The Treasury reiterated that these rules – so as not to borrow to finance daily public spending and lower debt as a share of the British economy by 2029-30 – are “non -negotiable”.
“What I have done so far is to put money in public services,” said Reeves in his interview with the BBC.
She said there was “real growth” in spending for each of the coming years “but not at the levels that we were able to deliver under the last Labor government when the economy increased much more”.
But the Grand-Grand-Grand Lord Blunkett wants Reeves “a little loose the self-imposed tax rules”, calling them “the orthodoxy and monetarism of the treasury and monetarism”.
Getty images
Lord Blunkett wants reeves tax rules to be relaxed
Speaking on Saturday at the BBC Radio 4 week in Westminster, the former secretary of works and pensions under Tony Blair said that he would increase the self-imposed rule by at least 10 to 15 billion pounds sterling “to help finance” a new agreement for the unemployed, obtaining half a million young people who are not work and training in a training program or a training program “.
Reeves spoke to me earlier this week in the middle of discomfort among labor deputies during social protection changes.
In the interview, she opened how the work takes place so far after a certain number of controversies not only on her decisions, but also on the precision of certain parts of her CV.
When asked if she had been treated fairly, and in the same way as her male predecessors, Reeves said to me: “I think it would be to others to judge and people to judge over time.
“I recognize that with the privilege of doing a job like the one I do today, also comes a lot of control.

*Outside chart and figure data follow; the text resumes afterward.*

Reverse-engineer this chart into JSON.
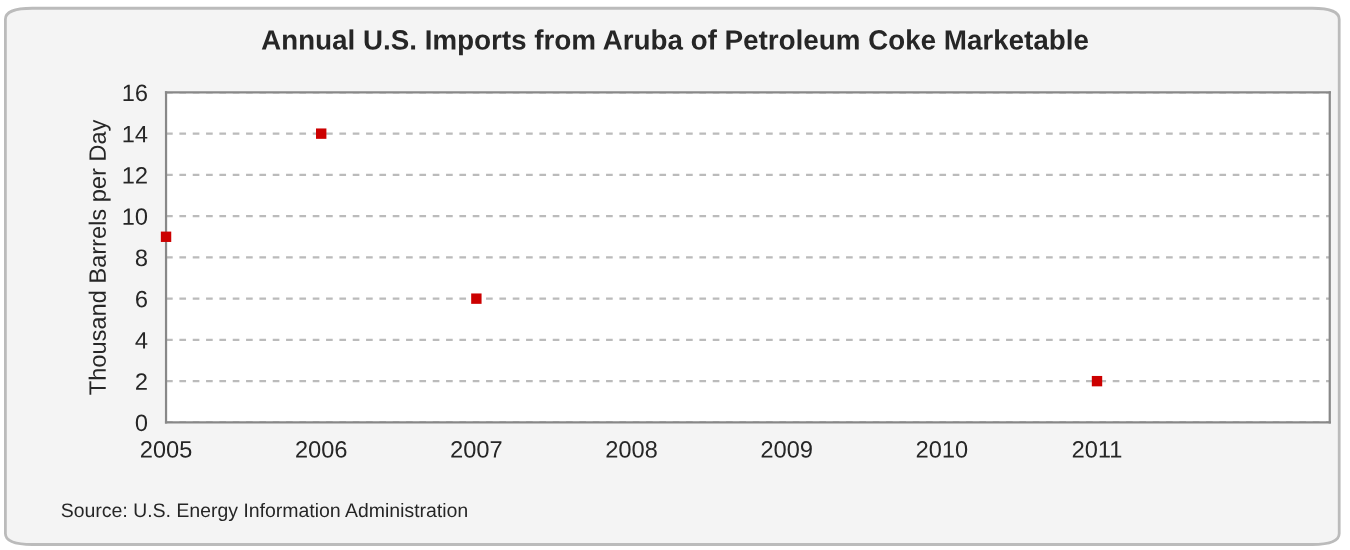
{
  "chart_data": {
    "type": "scatter",
    "title": "Annual U.S. Imports from Aruba of Petroleum Coke Marketable",
    "ylabel": "Thousand Barrels per Day",
    "x": [
      2005,
      2006,
      2007,
      2011
    ],
    "series": [
      {
        "color": "#cc0000",
        "values": [
          9,
          14,
          6,
          2
        ]
      }
    ],
    "xlim": [
      2005,
      2012.5
    ],
    "xticks": [
      2005,
      2006,
      2007,
      2008,
      2009,
      2010,
      2011
    ],
    "ylim": [
      0,
      16
    ],
    "yticks": [
      0,
      2,
      4,
      6,
      8,
      10,
      12,
      14,
      16
    ],
    "grid": "y",
    "marker": "square",
    "annotations": [
      "Source: U.S. Energy Information Administration"
    ]
  }
}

I absolutely believe that each policy I announce, each public money book, taxpayers’ money that I spend, and each book I take from people is correctly examined. It is part of the work.
“One of the things that I think I find difficult, even with the thicker skin, I suppose that I had to develop in the past 14 years, it is one of the personal criticism because it is not the kind of policy that I do.”
Responding to Reeves’s comments on the economy, Chancellor Ghost Mel Stride said: “The Chancellor of Labor has promised” growth, growth, growth “, but since the budget, growth is declining, inflation is up and businesses has collapsed.
“Labor must have an emergency budget on Wednesday – a full situation of their own manufacture.
“Rachel Reeves must urgently rethink his anti-enterprise budget.”